/side-kick

Primary LanguageTypeScriptMIT LicenseMIT

Next.js + Tailwind CSS + Ionic Framework + Capacitor Mobile Starter

This project is a standard Next.js app, so the typical Next.js development process applies (npm run dev for browser-based development). However, there is one caveat: the app must be exported to deploy to iOS and Android, since it must run purely client-side. (more on Next.js export)

To build the app, run:

npm run build
npm run export

All the client side files will be sent to the ./out/ directory. These files need to be copied to the native iOS and Android projects, and this is where Capacitor comes in:

npx cap sync

Finally, to run the app, use Capacitor 3 new awesome run command:

npx cap run ios
npx cap run android

Livereload/Instant Refresh

To enable Livereload and Instant Refresh during development (when running npm run dev), find the IP address of your local interface (ex: 192.168.1.2) and port your Next.js server is running on, and then set the server url config value to point to it in capacitor.config.json:

{
  "server": {
    "url": "http://192.168.1.2:3000"
  }
}

Note: this configuration wil be easier in Capacitor 3 which recently went into beta.

API Routes

API Routes can be used but some minimal configuration is required. See this discussion for more information.

Caveats

One caveat with this project: Because the app must be able to run purely client-side and use Next.js's Export command, that means no Server Side Rendering in this code base. There is likely a way to SSR and a fully static Next.js app in tandem but it requires a Babel plugin or would involve a more elaborate monorepo setup with code sharing that is out of scope for this project.

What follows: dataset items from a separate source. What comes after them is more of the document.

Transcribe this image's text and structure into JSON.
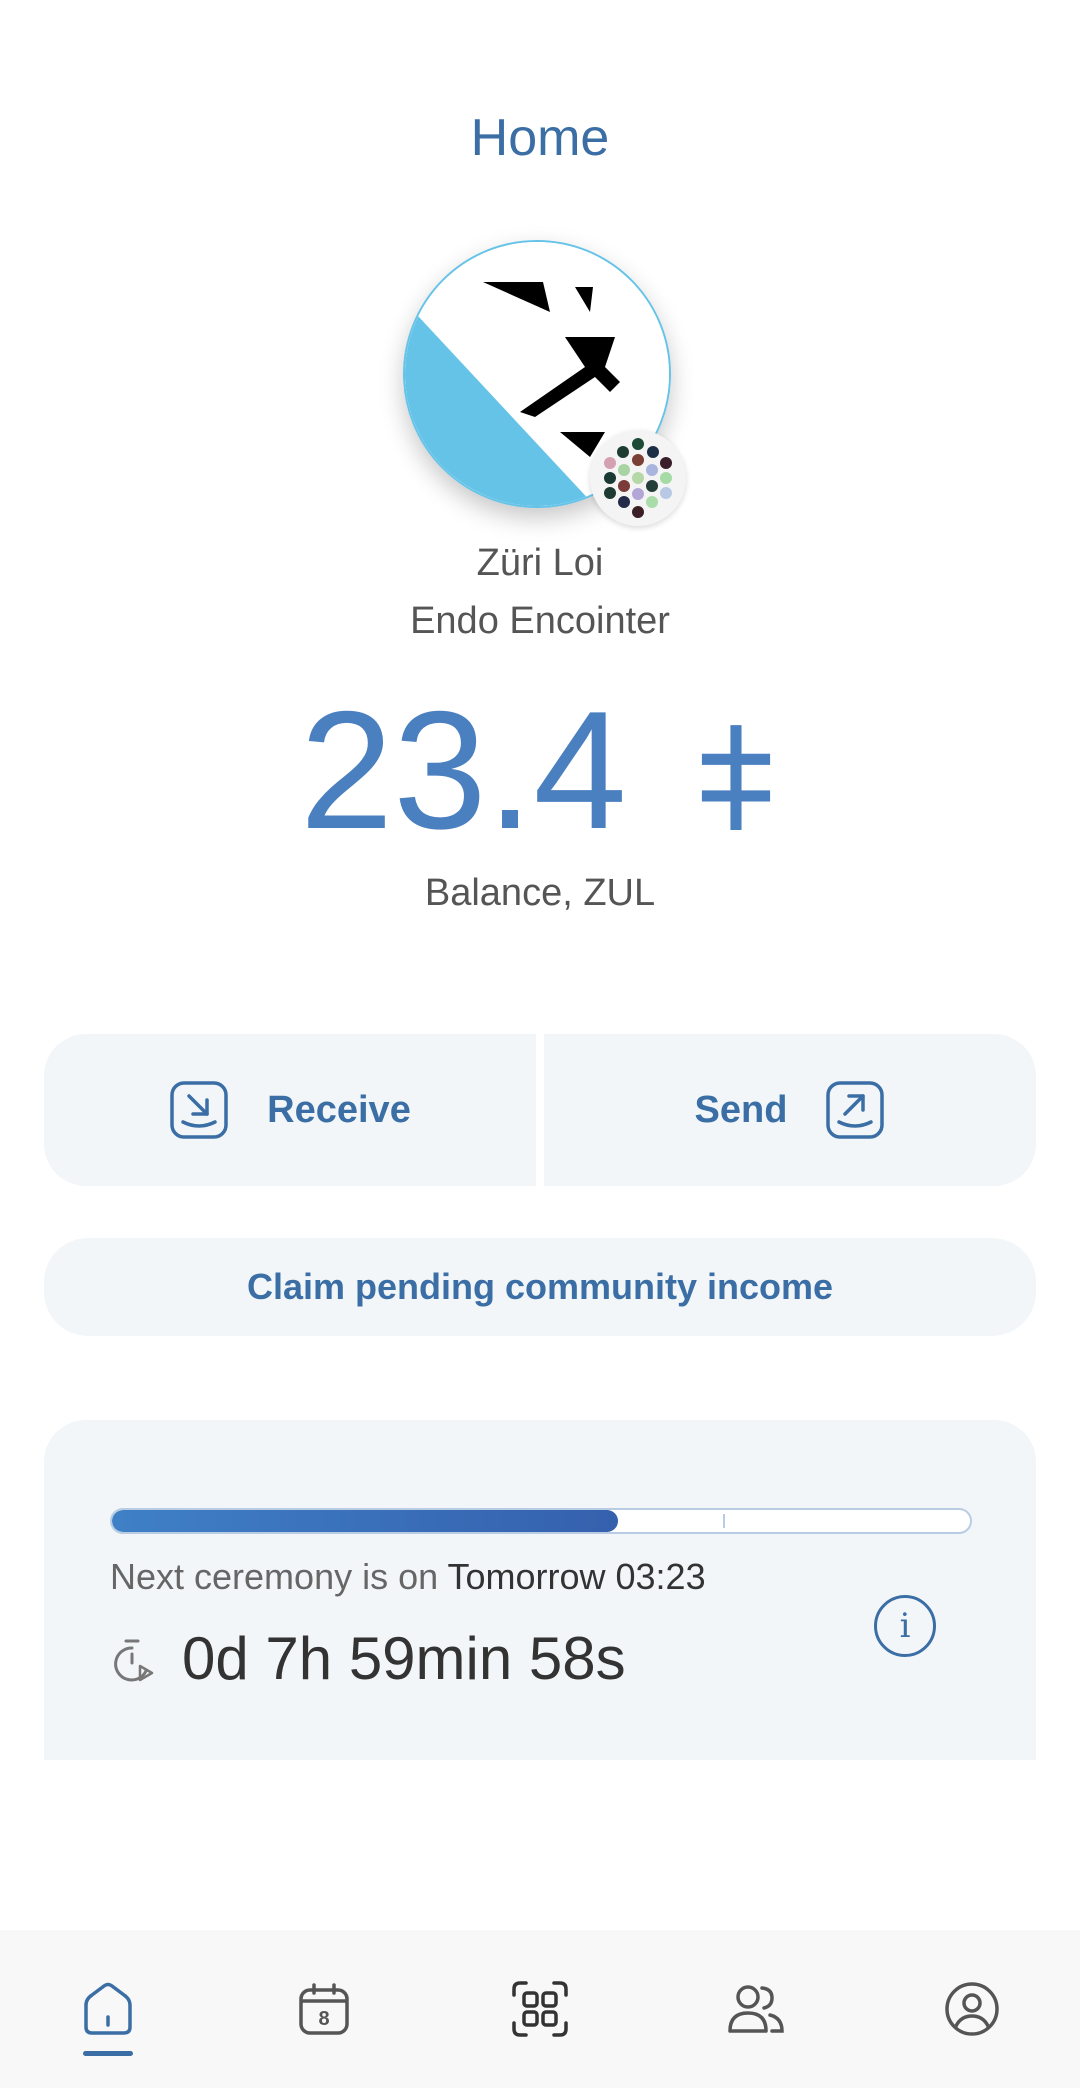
{
  "header": {
    "title": "Home"
  },
  "community": {
    "name": "Züri Loi",
    "account_name": "Endo Encointer"
  },
  "balance": {
    "amount": "23.4",
    "symbol": "⧧",
    "label": "Balance, ZUL"
  },
  "actions": {
    "receive_label": "Receive",
    "send_label": "Send"
  },
  "claim": {
    "label": "Claim pending community income"
  },
  "ceremony": {
    "prefix": "Next ceremony is on ",
    "date": "Tomorrow 03:23",
    "countdown": "0d 7h 59min 58s",
    "progress_fraction": 0.59,
    "info_symbol": "i"
  },
  "nav": {
    "items": [
      "home",
      "calendar",
      "scan",
      "contacts",
      "profile"
    ],
    "active": "home",
    "calendar_day": "8"
  },
  "colors": {
    "accent": "#3a6ea5",
    "balance": "#4a7fc0",
    "avatar_blue": "#66c3e8"
  }
}
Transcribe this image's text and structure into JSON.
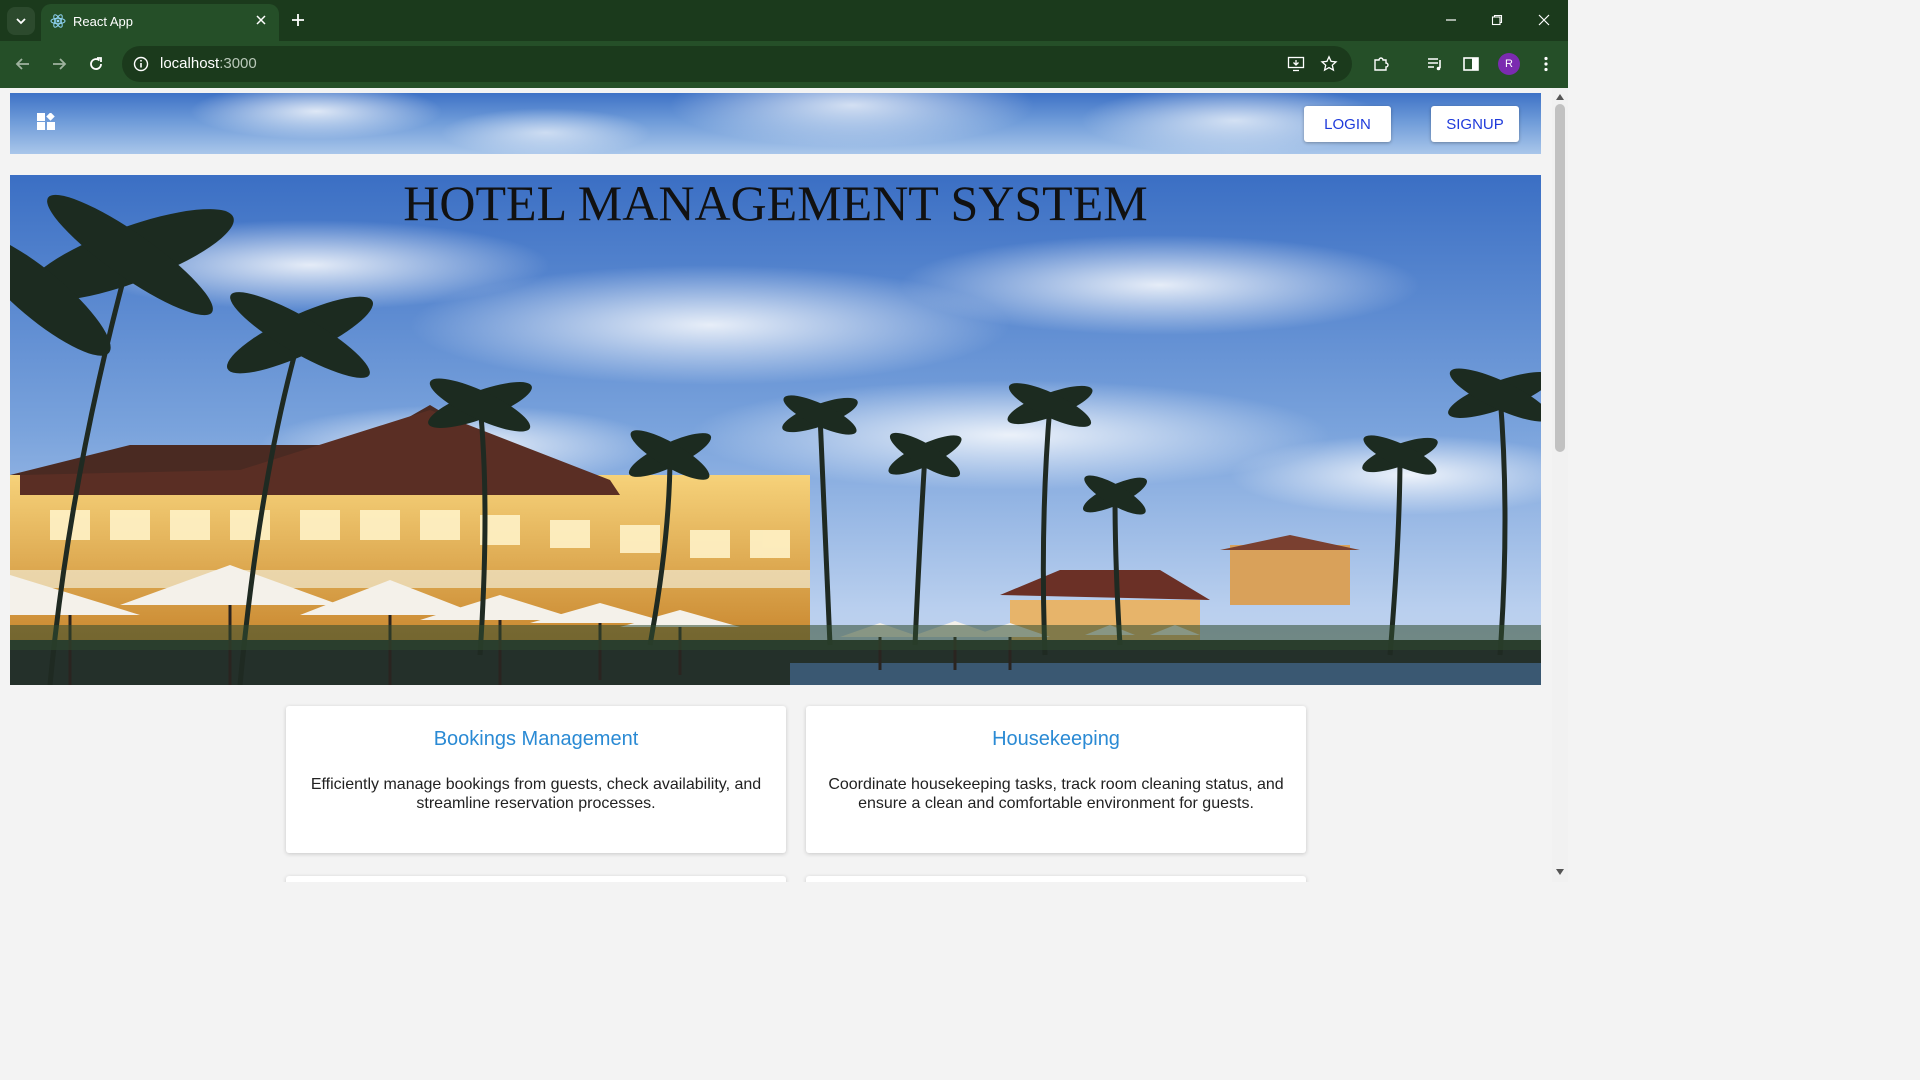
{
  "browser": {
    "tab_title": "React App",
    "url_host": "localhost",
    "url_port": ":3000",
    "profile_initial": "R",
    "theme_colors": {
      "tabbar": "#1b3a1c",
      "toolbar": "#254f28"
    }
  },
  "header": {
    "login_label": "LOGIN",
    "signup_label": "SIGNUP"
  },
  "hero": {
    "title": "HOTEL MANAGEMENT SYSTEM"
  },
  "cards": [
    {
      "title": "Bookings Management",
      "text": "Efficiently manage bookings from guests, check availability, and streamline reservation processes."
    },
    {
      "title": "Housekeeping",
      "text": "Coordinate housekeeping tasks, track room cleaning status, and ensure a clean and comfortable environment for guests."
    }
  ],
  "colors": {
    "accent_link": "#2a8ad4",
    "button_text": "#1e3adb"
  },
  "icons": {
    "tab_search": "chevron-down-icon",
    "favicon": "react-icon",
    "logo": "dashboard-grid-icon"
  }
}
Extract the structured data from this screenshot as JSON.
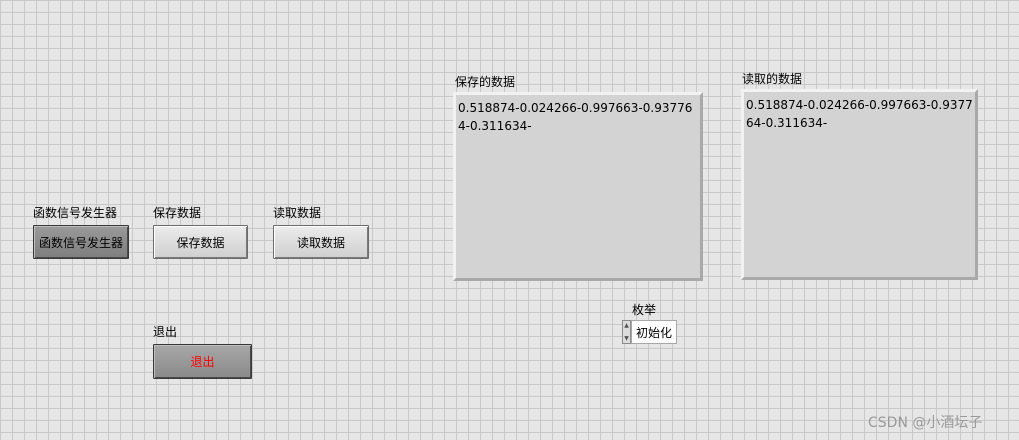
{
  "controls": {
    "generator": {
      "label": "函数信号发生器",
      "button_text": "函数信号发生器"
    },
    "save": {
      "label": "保存数据",
      "button_text": "保存数据"
    },
    "read": {
      "label": "读取数据",
      "button_text": "读取数据"
    },
    "exit": {
      "label": "退出",
      "button_text": "退出",
      "text_color": "#ff0000"
    }
  },
  "indicators": {
    "saved": {
      "label": "保存的数据",
      "value": "0.518874-0.024266-0.997663-0.937764-0.311634-"
    },
    "read": {
      "label": "读取的数据",
      "value": "0.518874-0.024266-0.997663-0.937764-0.311634-"
    }
  },
  "enum": {
    "label": "枚举",
    "value": "初始化"
  },
  "watermark": "CSDN @小酒坛子"
}
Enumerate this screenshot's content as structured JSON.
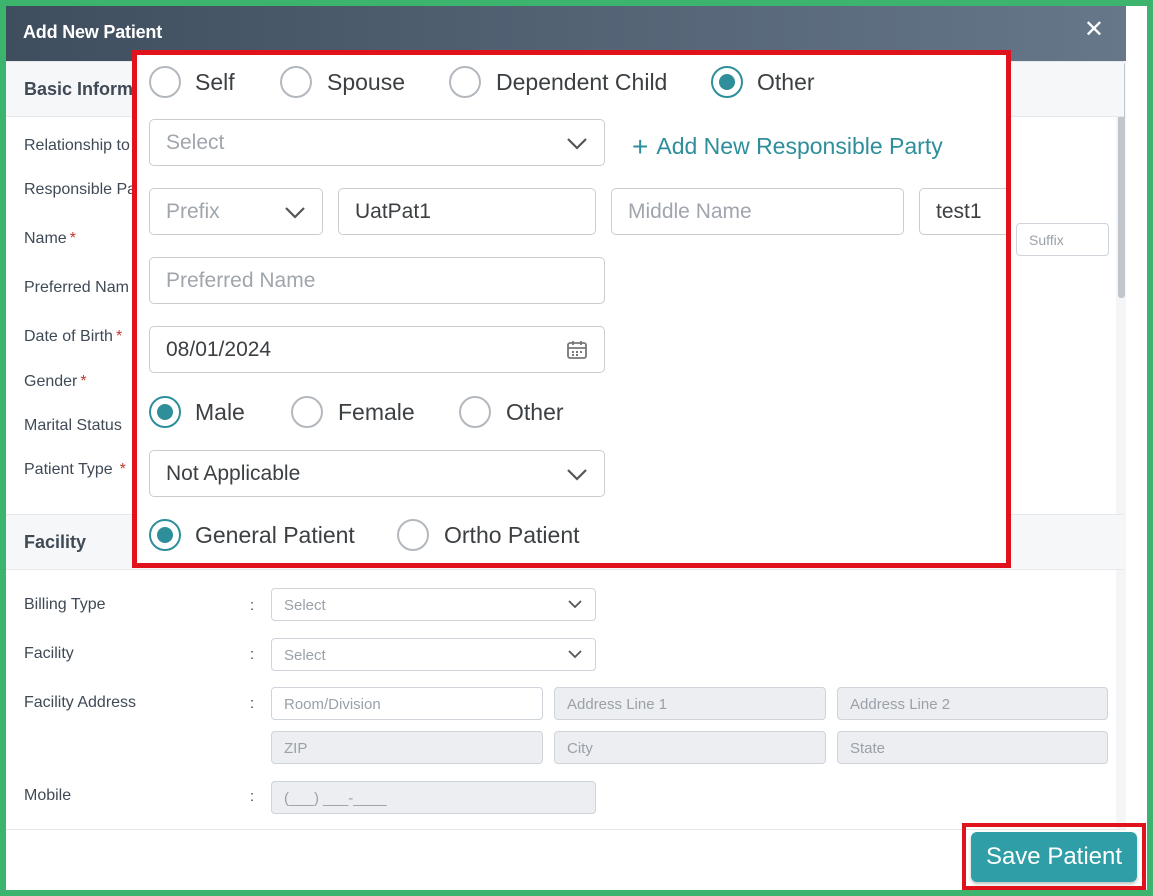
{
  "dialog": {
    "title": "Add New Patient",
    "close_glyph": "✕"
  },
  "basic": {
    "header": "Basic Inform",
    "labels": {
      "relationship": "Relationship to",
      "responsible": "Responsible Pa",
      "name": "Name",
      "preferred": "Preferred Nam",
      "dob": "Date of Birth",
      "gender": "Gender",
      "marital": "Marital Status",
      "patient_type": "Patient Type"
    },
    "required_mark": "*",
    "suffix_placeholder": "Suffix"
  },
  "zoom": {
    "relationship_options": [
      "Self",
      "Spouse",
      "Dependent Child",
      "Other"
    ],
    "relationship_selected": "Other",
    "responsible_placeholder": "Select",
    "add_responsible_label": "Add New Responsible Party",
    "add_responsible_glyph": "+",
    "prefix_placeholder": "Prefix",
    "first_name": "UatPat1",
    "middle_placeholder": "Middle Name",
    "last_name": "test1",
    "preferred_placeholder": "Preferred Name",
    "dob": "08/01/2024",
    "gender_options": [
      "Male",
      "Female",
      "Other"
    ],
    "gender_selected": "Male",
    "marital_status": "Not Applicable",
    "patient_type_options": [
      "General Patient",
      "Ortho Patient"
    ],
    "patient_type_selected": "General Patient"
  },
  "facility": {
    "header": "Facility",
    "colon": ":",
    "billing_label": "Billing Type",
    "billing_placeholder": "Select",
    "facility_label": "Facility",
    "facility_placeholder": "Select",
    "address_label": "Facility Address",
    "room_placeholder": "Room/Division",
    "addr1_placeholder": "Address Line 1",
    "addr2_placeholder": "Address Line 2",
    "zip_placeholder": "ZIP",
    "city_placeholder": "City",
    "state_placeholder": "State",
    "mobile_label": "Mobile",
    "mobile_placeholder": "(___) ___-____"
  },
  "footer": {
    "save_label": "Save Patient"
  },
  "colors": {
    "accent": "#2e8f9a",
    "highlight": "#e0121b",
    "frame": "#3cb46e"
  }
}
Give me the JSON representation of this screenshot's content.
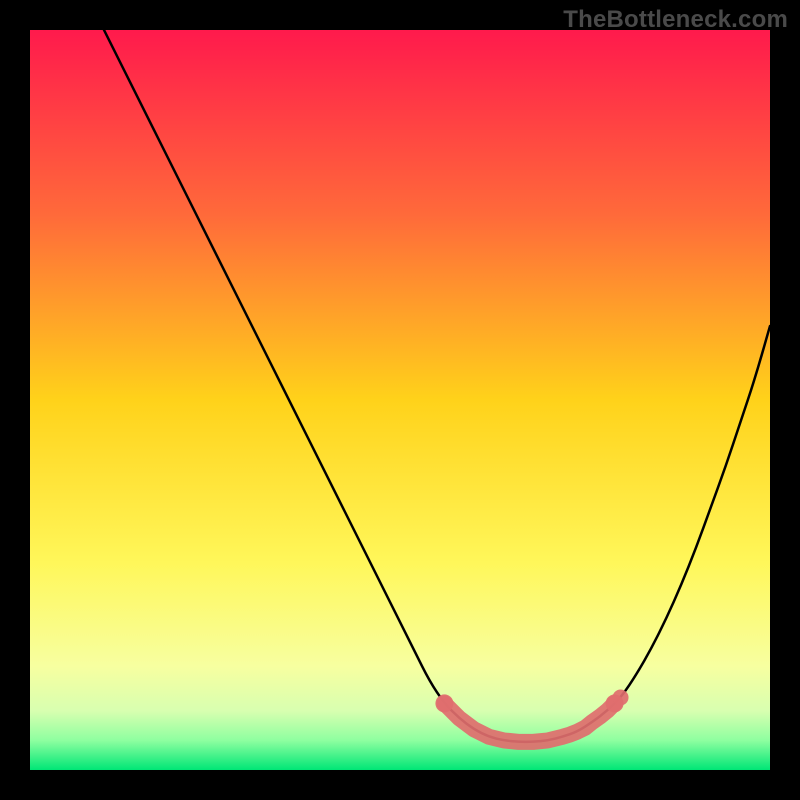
{
  "watermark": "TheBottleneck.com",
  "colors": {
    "frame": "#000000",
    "watermark": "#4a4a4a",
    "curve_stroke": "#000000",
    "marker_fill": "#e06e6e",
    "gradient_stops": [
      {
        "offset": 0.0,
        "color": "#ff1a4c"
      },
      {
        "offset": 0.25,
        "color": "#ff6a3a"
      },
      {
        "offset": 0.5,
        "color": "#ffd21a"
      },
      {
        "offset": 0.72,
        "color": "#fff75a"
      },
      {
        "offset": 0.86,
        "color": "#f7ffa0"
      },
      {
        "offset": 0.92,
        "color": "#d8ffb0"
      },
      {
        "offset": 0.96,
        "color": "#8effa0"
      },
      {
        "offset": 1.0,
        "color": "#00e676"
      }
    ]
  },
  "chart_data": {
    "type": "line",
    "title": "",
    "xlabel": "",
    "ylabel": "",
    "xlim": [
      0,
      100
    ],
    "ylim": [
      0,
      100
    ],
    "series": [
      {
        "name": "curve-left",
        "x": [
          10,
          15,
          20,
          25,
          30,
          35,
          40,
          45,
          50,
          52,
          54,
          56,
          58,
          60,
          62,
          64,
          66,
          68,
          70,
          72
        ],
        "values": [
          100,
          90,
          80,
          70,
          60,
          50,
          40,
          30,
          20,
          16,
          12,
          9,
          7,
          5.5,
          4.5,
          4,
          3.8,
          3.8,
          4,
          4.5
        ]
      },
      {
        "name": "curve-right",
        "x": [
          72,
          74,
          76,
          78,
          80,
          82,
          84,
          86,
          88,
          90,
          92,
          94,
          96,
          98,
          100
        ],
        "values": [
          4.5,
          5.2,
          6.5,
          8,
          10,
          13,
          16.5,
          20.5,
          25,
          30,
          35.5,
          41,
          47,
          53,
          60
        ]
      }
    ],
    "bottom_marker": {
      "name": "bottom-highlight",
      "x": [
        56,
        58,
        60,
        62,
        64,
        66,
        68,
        70,
        72,
        73,
        74,
        75,
        76,
        77,
        78,
        78.5,
        79
      ],
      "values": [
        9,
        7,
        5.5,
        4.5,
        4,
        3.8,
        3.8,
        4,
        4.5,
        4.8,
        5.2,
        5.7,
        6.5,
        7.2,
        8,
        8.5,
        9
      ]
    }
  }
}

Additionally, Next.js routing is not really used much in this app beyond a catch-all route to render the native app shell and engage the Ionic React Router. This is primarily because Next.js routing is not set up to enable native-style transitions and history state management like the kind Ionic uses.

What is Capacitor?

You can think of Capacitor as a sort of "electron for mobile" that runs standard web apps on iOS, Android, Desktop, and Web.

Capacitor provides access to Native APIs and a plugin system for building any native functionality your app needs.

Capacitor apps can also run in the browser as a Progressive Web App with the same code.